Orta yaşlı adam hâlâ iyileşiyordu. Ondan kurtulmak yerine, arkamdaki bilinmeyen riski ortadan kaldıracaktım.

Kukukung.

"Ehh?" Birden oda sallanmaya başladı. Ayağım kaydı. Sadece sarsıntı değildi, zemin de eğiliyordu!

[200 HP depolandı.]

[Giriş açılıyor.]

Zemin yanlara doğru eğilmeye devam etti. Oda dört eşit parçaya bölünmüştü ve zemin her köşede aşağı iniyordu. Nerede durduğunuza bağlı olarak, her kişi farklı bir yöne düşebilirdi.

Peeok!

Daha fazla dik duramadım ve kıçımın üzerine düştüm. Yüksek yamaçtan aşağı çaresizce kaydım ve karanlık beni karşıladı.



Bilincim yerine geldi ve etrafıma bakındım. Bir tarafım çıkmaz sokaktı. Diğer tarafta ise bir geçit vardı. Bir labirentin çıkmaz sokağına düşmüştüm.

"Ah, argh..."

Görüş alanımın dışından bir inilti duyuldu. Bir adım attım ve Scratchy'nin bir duvara yaslandığını gördüm. Liseli kız ve orta yaşlı adam ayrı dururken o da benimle birlikte düşmüştü. Belki de aramızda sadece bir duvar vardı.

Yine de acısı zamanla azalmıştı, bu yüzden Scratchy zar zor hareket ediyordu. Elinde bir şişe vardı ve onu ağzına götürüyordu: Goblin'in ilacıydı bu.

Onu hemen duvara doğru ittim ve şişeyi elinden kaptım. O anda yanımda bir sızı hissettim.

"..."

Yarı kapalı gözlerine rağmen, gözlerinde belli belirsiz bir zafer ışıltısı görebiliyordum. Bana üç iğne batırmıştı. Belli ki bu adamda da müdürün iğneleri vardı.
"Eh... Bu da ne?" Sadece zavallı gibi davranıyordu.

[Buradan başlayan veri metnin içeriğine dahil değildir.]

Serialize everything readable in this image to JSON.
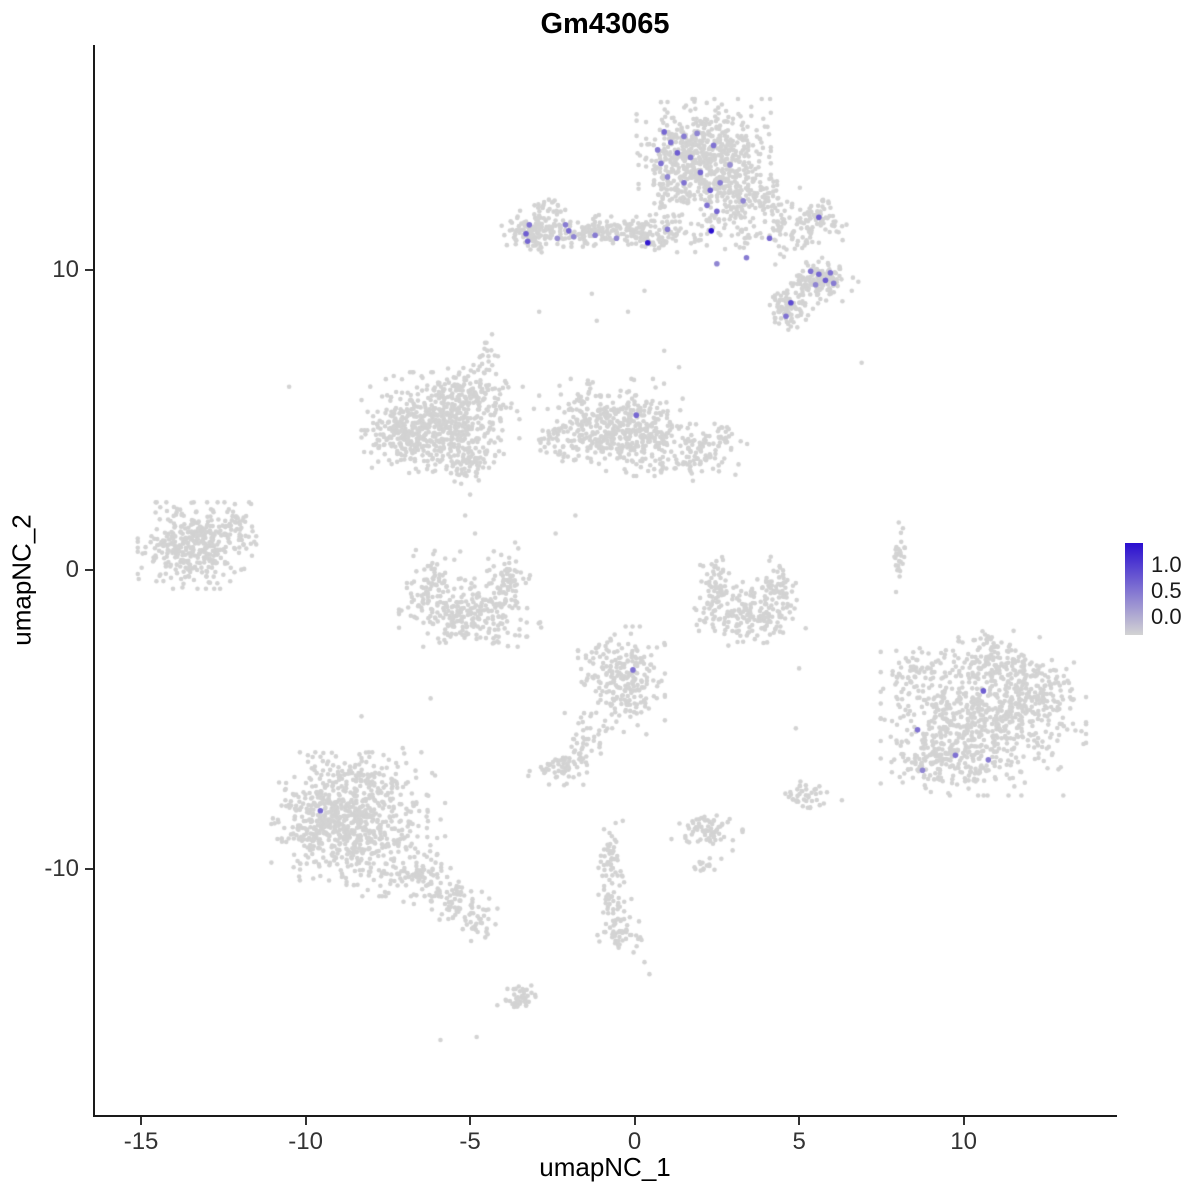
{
  "title": "Gm43065",
  "axes": {
    "xlabel": "umapNC_1",
    "ylabel": "umapNC_2",
    "x_ticks": [
      -15,
      -10,
      -5,
      0,
      5,
      10
    ],
    "y_ticks": [
      10,
      0,
      -10
    ],
    "x_range": [
      -16.4,
      14.6
    ],
    "y_range": [
      -18.2,
      17.5
    ]
  },
  "legend": {
    "labels": [
      "1.0",
      "0.5",
      "0.0"
    ],
    "values": [
      1.0,
      0.5,
      0.0
    ]
  },
  "chart_data": {
    "type": "scatter",
    "title": "Gm43065",
    "xlabel": "umapNC_1",
    "ylabel": "umapNC_2",
    "xlim": [
      -16.4,
      14.6
    ],
    "ylim": [
      -18.2,
      17.5
    ],
    "grid": false,
    "legend_position": "right",
    "colors": {
      "low": "#d3d3d3",
      "high": "#2a0fd0"
    },
    "point_radius_px": 2.3,
    "_format": "background_clusters: [center_x, center_y, sd_x, sd_y, n_points]; background_singletons: [x, y]; expressing_cells: [x, y, expression_value 0..1]",
    "background_clusters": [
      [
        2.1,
        13.9,
        0.85,
        0.75,
        560
      ],
      [
        2.9,
        12.7,
        0.55,
        0.45,
        110
      ],
      [
        1.2,
        12.8,
        0.45,
        0.4,
        70
      ],
      [
        3.9,
        12.3,
        0.5,
        0.5,
        60
      ],
      [
        3.1,
        11.5,
        0.6,
        0.4,
        50
      ],
      [
        4.5,
        11.2,
        0.45,
        0.45,
        50
      ],
      [
        -1.4,
        11.3,
        1.1,
        0.22,
        190
      ],
      [
        -3.1,
        11.25,
        0.35,
        0.3,
        110
      ],
      [
        -2.6,
        12.0,
        0.25,
        0.2,
        25
      ],
      [
        0.3,
        11.15,
        0.5,
        0.28,
        60
      ],
      [
        1.6,
        11.3,
        0.5,
        0.35,
        45
      ],
      [
        5.6,
        9.6,
        0.45,
        0.3,
        140
      ],
      [
        4.7,
        8.7,
        0.3,
        0.3,
        85
      ],
      [
        5.6,
        11.7,
        0.35,
        0.3,
        70
      ],
      [
        -5.9,
        4.9,
        1.0,
        0.7,
        480
      ],
      [
        -6.9,
        4.5,
        0.55,
        0.55,
        140
      ],
      [
        -5.1,
        5.9,
        0.5,
        0.4,
        90
      ],
      [
        -4.5,
        6.9,
        0.2,
        0.45,
        25
      ],
      [
        -0.7,
        4.8,
        0.9,
        0.65,
        360
      ],
      [
        0.5,
        4.2,
        0.5,
        0.45,
        100
      ],
      [
        2.1,
        4.0,
        0.55,
        0.5,
        110
      ],
      [
        -2.1,
        4.4,
        0.4,
        0.4,
        60
      ],
      [
        -5.15,
        3.5,
        0.38,
        0.3,
        70
      ],
      [
        -13.3,
        0.8,
        0.75,
        0.6,
        380
      ],
      [
        -12.2,
        1.6,
        0.3,
        0.25,
        35
      ],
      [
        -5.0,
        -1.5,
        0.9,
        0.5,
        240
      ],
      [
        -6.2,
        -0.4,
        0.3,
        0.5,
        70
      ],
      [
        -3.9,
        -0.3,
        0.3,
        0.5,
        70
      ],
      [
        3.4,
        -1.5,
        0.75,
        0.45,
        190
      ],
      [
        2.5,
        -0.4,
        0.25,
        0.45,
        50
      ],
      [
        4.3,
        -0.5,
        0.25,
        0.45,
        50
      ],
      [
        8.05,
        0.45,
        0.1,
        0.5,
        28
      ],
      [
        10.6,
        -4.9,
        1.3,
        1.1,
        700
      ],
      [
        9.2,
        -6.3,
        0.6,
        0.5,
        130
      ],
      [
        12.3,
        -4.2,
        0.5,
        0.6,
        110
      ],
      [
        10.9,
        -3.0,
        0.6,
        0.4,
        90
      ],
      [
        8.6,
        -3.4,
        0.4,
        0.4,
        40
      ],
      [
        -0.4,
        -3.7,
        0.55,
        0.75,
        240
      ],
      [
        -1.6,
        -5.7,
        0.3,
        0.45,
        40
      ],
      [
        -2.3,
        -6.6,
        0.4,
        0.25,
        55
      ],
      [
        -8.4,
        -8.5,
        1.1,
        1.0,
        600
      ],
      [
        -9.5,
        -8.3,
        0.6,
        0.6,
        160
      ],
      [
        -6.6,
        -10.2,
        0.5,
        0.4,
        80
      ],
      [
        -5.5,
        -11.1,
        0.4,
        0.35,
        60
      ],
      [
        -4.8,
        -11.7,
        0.3,
        0.3,
        35
      ],
      [
        -8.2,
        -6.8,
        0.7,
        0.35,
        70
      ],
      [
        -0.75,
        -9.6,
        0.18,
        0.55,
        45
      ],
      [
        -0.6,
        -11.2,
        0.22,
        0.6,
        45
      ],
      [
        -0.35,
        -12.2,
        0.3,
        0.25,
        35
      ],
      [
        2.2,
        -8.7,
        0.45,
        0.28,
        70
      ],
      [
        2.3,
        -9.9,
        0.2,
        0.15,
        15
      ],
      [
        5.15,
        -7.6,
        0.3,
        0.22,
        40
      ],
      [
        -3.5,
        -14.3,
        0.28,
        0.22,
        45
      ]
    ],
    "background_singletons": [
      [
        -10.5,
        6.1
      ],
      [
        0.9,
        7.3
      ],
      [
        1.35,
        6.75
      ],
      [
        6.9,
        6.9
      ],
      [
        -0.2,
        8.6
      ],
      [
        0.3,
        9.3
      ],
      [
        -2.9,
        8.6
      ],
      [
        -1.3,
        9.2
      ],
      [
        -1.15,
        8.3
      ],
      [
        5.6,
        10.9
      ],
      [
        5.7,
        10.4
      ],
      [
        6.6,
        9.3
      ],
      [
        6.8,
        9.6
      ],
      [
        -3.4,
        6.1
      ],
      [
        -2.9,
        5.8
      ],
      [
        -5.0,
        2.5
      ],
      [
        -5.15,
        1.8
      ],
      [
        -4.85,
        1.2
      ],
      [
        -5.3,
        0.6
      ],
      [
        -1.8,
        1.8
      ],
      [
        -2.4,
        1.2
      ],
      [
        5.0,
        -3.3
      ],
      [
        4.9,
        -5.3
      ],
      [
        -6.2,
        -4.3
      ],
      [
        -8.3,
        -4.9
      ],
      [
        -5.9,
        -15.7
      ],
      [
        -4.8,
        -15.6
      ],
      [
        0.3,
        -13.1
      ],
      [
        0.45,
        -13.5
      ],
      [
        6.3,
        -7.7
      ]
    ],
    "expressing_cells": [
      [
        0.7,
        14.0,
        0.45
      ],
      [
        0.9,
        14.6,
        0.55
      ],
      [
        1.1,
        14.25,
        0.5
      ],
      [
        1.5,
        14.45,
        0.45
      ],
      [
        1.9,
        14.55,
        0.4
      ],
      [
        2.4,
        14.15,
        0.5
      ],
      [
        1.3,
        13.9,
        0.6
      ],
      [
        0.8,
        13.55,
        0.5
      ],
      [
        1.7,
        13.75,
        0.45
      ],
      [
        2.0,
        13.25,
        0.55
      ],
      [
        2.9,
        13.5,
        0.35
      ],
      [
        1.0,
        13.1,
        0.4
      ],
      [
        1.5,
        12.9,
        0.5
      ],
      [
        2.3,
        12.65,
        0.6
      ],
      [
        2.6,
        12.9,
        0.45
      ],
      [
        2.2,
        12.15,
        0.5
      ],
      [
        2.5,
        11.95,
        0.55
      ],
      [
        3.3,
        12.3,
        0.4
      ],
      [
        2.33,
        11.3,
        1.0
      ],
      [
        0.4,
        10.9,
        0.95
      ],
      [
        1.0,
        11.35,
        0.45
      ],
      [
        2.5,
        10.2,
        0.4
      ],
      [
        3.4,
        10.4,
        0.45
      ],
      [
        -3.2,
        11.5,
        0.5
      ],
      [
        -3.3,
        11.2,
        0.6
      ],
      [
        -3.25,
        10.95,
        0.55
      ],
      [
        -2.1,
        11.5,
        0.45
      ],
      [
        -2.0,
        11.3,
        0.55
      ],
      [
        -1.85,
        11.1,
        0.4
      ],
      [
        -2.35,
        11.05,
        0.35
      ],
      [
        -1.2,
        11.15,
        0.45
      ],
      [
        -0.55,
        11.05,
        0.4
      ],
      [
        4.1,
        11.05,
        0.55
      ],
      [
        5.6,
        11.75,
        0.6
      ],
      [
        5.35,
        9.95,
        0.5
      ],
      [
        5.6,
        9.85,
        0.55
      ],
      [
        5.8,
        9.65,
        0.6
      ],
      [
        5.95,
        9.9,
        0.5
      ],
      [
        6.05,
        9.55,
        0.45
      ],
      [
        5.5,
        9.5,
        0.4
      ],
      [
        4.75,
        8.9,
        0.7
      ],
      [
        4.6,
        8.45,
        0.5
      ],
      [
        0.05,
        5.15,
        0.55
      ],
      [
        -0.05,
        -3.35,
        0.5
      ],
      [
        10.6,
        -4.05,
        0.6
      ],
      [
        8.6,
        -5.35,
        0.5
      ],
      [
        9.75,
        -6.2,
        0.5
      ],
      [
        10.75,
        -6.35,
        0.45
      ],
      [
        8.75,
        -6.7,
        0.4
      ],
      [
        -9.55,
        -8.05,
        0.55
      ]
    ]
  }
}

[Acı Toleransı. LV 6. 339/3200]

İçtenlikle teşekkür ettim. "Teşekkür ederim. Sizin sayenizde deneyim kazandım."

"..."

Zafer, çaresizlik ifadesine dönüştü. "Tüm eşyalarını bana ver."

"...?"

"Elindeki eldivenleri ve ikinci kattan aldığın her şeyi. Eğer talimatlarıma uyarsan sana bir sonraki kata çıkan merdivenlere kadar eşlik edeceğim."

Envanterimdeki tüm iğneleri çıkardım. "Yoksa burada uzanıp biraz daha inlemek mi istersin?"

"Ben vereceğim. Al." 14 iğne çıkardı. Kalan üç goblin ilacını da aldım. Birkaç bozuk para ve bilinmeyen bir şişe bile vardı.

"Bu bir ilaç şişesi mi?"

"Bilmiyorum." İğneleri yüzüne doğru salladım.

"Gerçekten bilmiyorum! Başka biri aldı ve öldü."

"..."

Bu sözleri anlamam bir anımı aldı. Ona bütün iğneleri batırıp onu burada terk etmek istedim ama... "Ayağa kalk."

"Eh?"

"Yolu göster. Bir şey görürsen dur ve bana haber ver." Onu kalkan olarak kullanacaktım.

Zindanın aksine, koridor zifiri karanlıktı. Bu durumda, müdürün rüzgâr silahı gibi menzilli bir saldırı olup olmadığını göremezdim.

"Gi... Bana bir şişe ilaç ver. Şu anda fazla sağlığım kalmadı..."

"Böyle saçma sapan şeyler söyleyeceğine önderlik et." Ayağa kalktıktan sonra eldivenleri ondan aldım.

[Kung Fu Çırağı Eldiveni. Ekipman öğesi. E Derecesi]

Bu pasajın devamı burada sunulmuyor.